Rabu Abu: Yl 2:2-18; 2Kor 5:20-6:2; Mat 6:1-6.16-18
“Hendaklah sedekahmu itu diberikan dengan tersembunyi, maka Bapamu yang melihat yang tersembunyi akan membalasnya kepadamu.”
Mulai hari ini kita memasuki Masa Prapaskah, Masa Puasa atau Masa Retret Agung Umat dalam rangka mempersiapkan diri puncak iman kristiani, yaitu Hari Raya Trihari Suci, Wafat dan Kebangkitan Yesus, Penyelamat Dunia. Selama masa ini kita diajak untuk menerungkan tema “Makin Beriman, Makin Bersaudara, Makin Berbelarasa”. Dengan kata lain sebagai umat beriman kita diajak dan dipanggil untuk hidup dalam persaudaraan sejati dan secara khusus memperhatikan mereka yang miskin dan berkekurangan dalam lingkungan hidup dan kerja kita masing-masing. Selama masa Puasa kita juga diajak mawas diri perihal keutamaan “matiraga”, yang secara harafiah berarti mematikan kebutuhan raga atau anggota tubuh, yang dapat diartikan mengendalikan derap langkah atau gerak raga atau anggota tubuh kita sedemikian rupa sehingga sesuai dengan kehendak Allah. Kegiatan mawas diri ini kiranya dapat dilakukan secara pribadi atau bersama-sama (dalam keluarga, tempat kerja atau lingkungan umat). Hemat saya di masing-masing keuskupan pada umumnya juga menerbitkan panduan pendalaman iman selama Masa Puasa atau Masa Prapaskah, maka baiklah panduan kita gunakan dan kita berpartisipasi dalam pendalaman iman bersama.

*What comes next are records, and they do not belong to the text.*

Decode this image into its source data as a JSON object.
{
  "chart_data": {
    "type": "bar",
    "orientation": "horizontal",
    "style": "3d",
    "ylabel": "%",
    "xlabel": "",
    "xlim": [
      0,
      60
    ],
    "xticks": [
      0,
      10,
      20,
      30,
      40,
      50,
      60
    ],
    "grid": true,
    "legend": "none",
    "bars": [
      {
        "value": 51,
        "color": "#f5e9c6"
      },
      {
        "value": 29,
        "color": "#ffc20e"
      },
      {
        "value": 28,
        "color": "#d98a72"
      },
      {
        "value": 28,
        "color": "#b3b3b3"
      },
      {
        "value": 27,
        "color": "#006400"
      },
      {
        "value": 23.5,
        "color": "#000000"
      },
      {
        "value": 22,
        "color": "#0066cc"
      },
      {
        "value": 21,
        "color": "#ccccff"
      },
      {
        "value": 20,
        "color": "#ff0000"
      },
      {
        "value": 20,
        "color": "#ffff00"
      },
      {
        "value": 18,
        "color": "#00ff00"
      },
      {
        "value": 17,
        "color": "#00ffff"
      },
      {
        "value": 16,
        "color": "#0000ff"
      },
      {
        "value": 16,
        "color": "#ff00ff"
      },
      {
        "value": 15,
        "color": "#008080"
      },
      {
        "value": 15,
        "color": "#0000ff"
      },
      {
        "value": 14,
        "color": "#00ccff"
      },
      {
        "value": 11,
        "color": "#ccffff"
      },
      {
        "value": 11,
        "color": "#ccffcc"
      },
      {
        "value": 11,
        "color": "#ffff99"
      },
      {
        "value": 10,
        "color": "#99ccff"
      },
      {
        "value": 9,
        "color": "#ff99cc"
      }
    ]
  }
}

“Ingatlah, jangan kamu melakukan kewajiban agamamu di hadapan orang supaya dilihat mereka, karena jika demikian, kamu tidak beroleh upah dari Bapamu yang di sorga. Jadi apabila engkau memberi sedekah, janganlah engkau mencanangkan hal itu, seperti yang dilakukan orang munafik di rumah-rumah ibadat dan di lorong-lorong, supaya mereka dipuji orang. Aku berkata kepadamu: Sesungguhnya mereka sudah mendapat upahnya. Tetapi jika engkau memberi sedekah, janganlah diketahui tangan kirimu apa yang diperbuat tangan kananmu.Hendaklah sedekahmu itu diberikan dengan tersembunyi, maka Bapamu yang melihat yang tersembunyi akan membalasnya kepadamu.”(Mat 6:1-4)
Kutipan sabda di atas ini mengajak dan mengingatkan kita semua agar dalam berbuat kepada orang lain tidak perlu berkoar-koar agar diketahui banyak orang dan dengan demikian menerima pujian dan sanjungan yang melimpah ruah, melainkan secara diam-diam saja. “Bapamu (Allah) yang melihat yang tersembunyi akan membalasnya kepadamu”, demikian sabda Yesus. Demikian juga dalam rangka melakukan matiraga, lakutapa atau berpuasa hendaknya juga diam-diam saja.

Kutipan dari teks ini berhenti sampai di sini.